KPI's board of directors is set to meet on May 13 to consider a proposal for obtaining an enabling resolution from the shareholders for fundraising by the Company, by way of inter alia, issue of equity shares or any other equity-linked
instruments or securities including convertible preference shares and warrants entitling the warrant holder(s) to apply for equity shares, or any other eligible securities through inter alia, a Private Placement or one or more Qualified Institutions Placements (QIPs) or further public issue of Equity or through any other permissible mode and/or combination thereof.

KPI Green Energy Stock Split:

Furthermore, KPI Green's board is also scheduled to meet on May 23 to consider and approve the proposal for alteration in the capital of the Company by subdivision/split of existing equity shares of the Company having a face value of Rs. 10/- each, fully paid up.

This will be KPI Green's first-ever stock split.
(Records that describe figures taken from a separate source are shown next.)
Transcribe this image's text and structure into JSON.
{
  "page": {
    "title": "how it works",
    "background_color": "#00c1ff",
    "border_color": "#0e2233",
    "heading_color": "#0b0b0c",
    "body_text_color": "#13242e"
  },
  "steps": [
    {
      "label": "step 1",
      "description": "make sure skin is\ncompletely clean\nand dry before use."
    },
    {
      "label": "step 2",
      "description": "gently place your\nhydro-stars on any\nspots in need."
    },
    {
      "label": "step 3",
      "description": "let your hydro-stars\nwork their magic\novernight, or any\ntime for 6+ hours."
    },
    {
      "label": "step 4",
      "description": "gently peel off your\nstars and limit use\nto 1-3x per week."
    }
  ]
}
KPI Green Energy Bonus Issue:

KPI Green has delivered a 1:2 bonus issue. The company allotted 2,00,94,203 equity shares having a face value of Rs.10/- each as bonus equity shares, in the ratio of One (1) equity share having a face value of Rs. 10/- each for every Two (2) existing equity share having face value of Rs. 10/- each, to the Members whose names appeared in the Register of Members/List of beneficial owners as on February 15, 2024, being the record date fixed for that purpose.

KPI Green Energy Fundamentals:

As per William O Neil India Investment report, utilizing technological advancements, the company integrates Bifacial glass-to-glass solar panels (Mono PERC half-cut solar panels) to boost efficiency and optimize space utilization. Implementing a single Axis tracker through a mechatronics system increases generation by approximately 20%. Additionally, they have invested in the in-house development of Robotics for waterless Robotic cleaning via research and development efforts. KPI Green is leveraging a centralized monitoring system (CMS), which enhances monitoring, analysis, and overall performance to ensure efficiency across operations.

Further, the brokerage's note added that the company has ventured into a hybrid model of solar and wind energy. It has significantly contributed to grid stability. The innovative approach combines the strengths of both solar and wind energy, resulting in a more reliable, efficient, and sustainable method of renewable energy generation. Additionally, the hybrid model optimizes commercial aspects such as transmission charges and grid capacity utilization, further enhancing its overall effectiveness and value.

On valuation, it said, the company has ventured into a hybrid model of solar and wind energy. It has significantly contributed to grid stability. The innovative approach combines the strengths of both solar and wind energy, resulting in a more reliable, efficient, and sustainable method of renewable energy generation. Additionally, the hybrid model optimizes commercial aspects such as transmission charges and grid capacity utilization, further enhancing its overall effectiveness and value.

Disclaimer: The recommendations made above are by market analysts and are not advised by either the author nor Greynium Information Technologies. The author, nor the brokerage firm nor Greynium would be liable for any losses caused as a result of decisions based on this write-up. Goodreturns.in advises users to consult with certified experts before making any investment decision.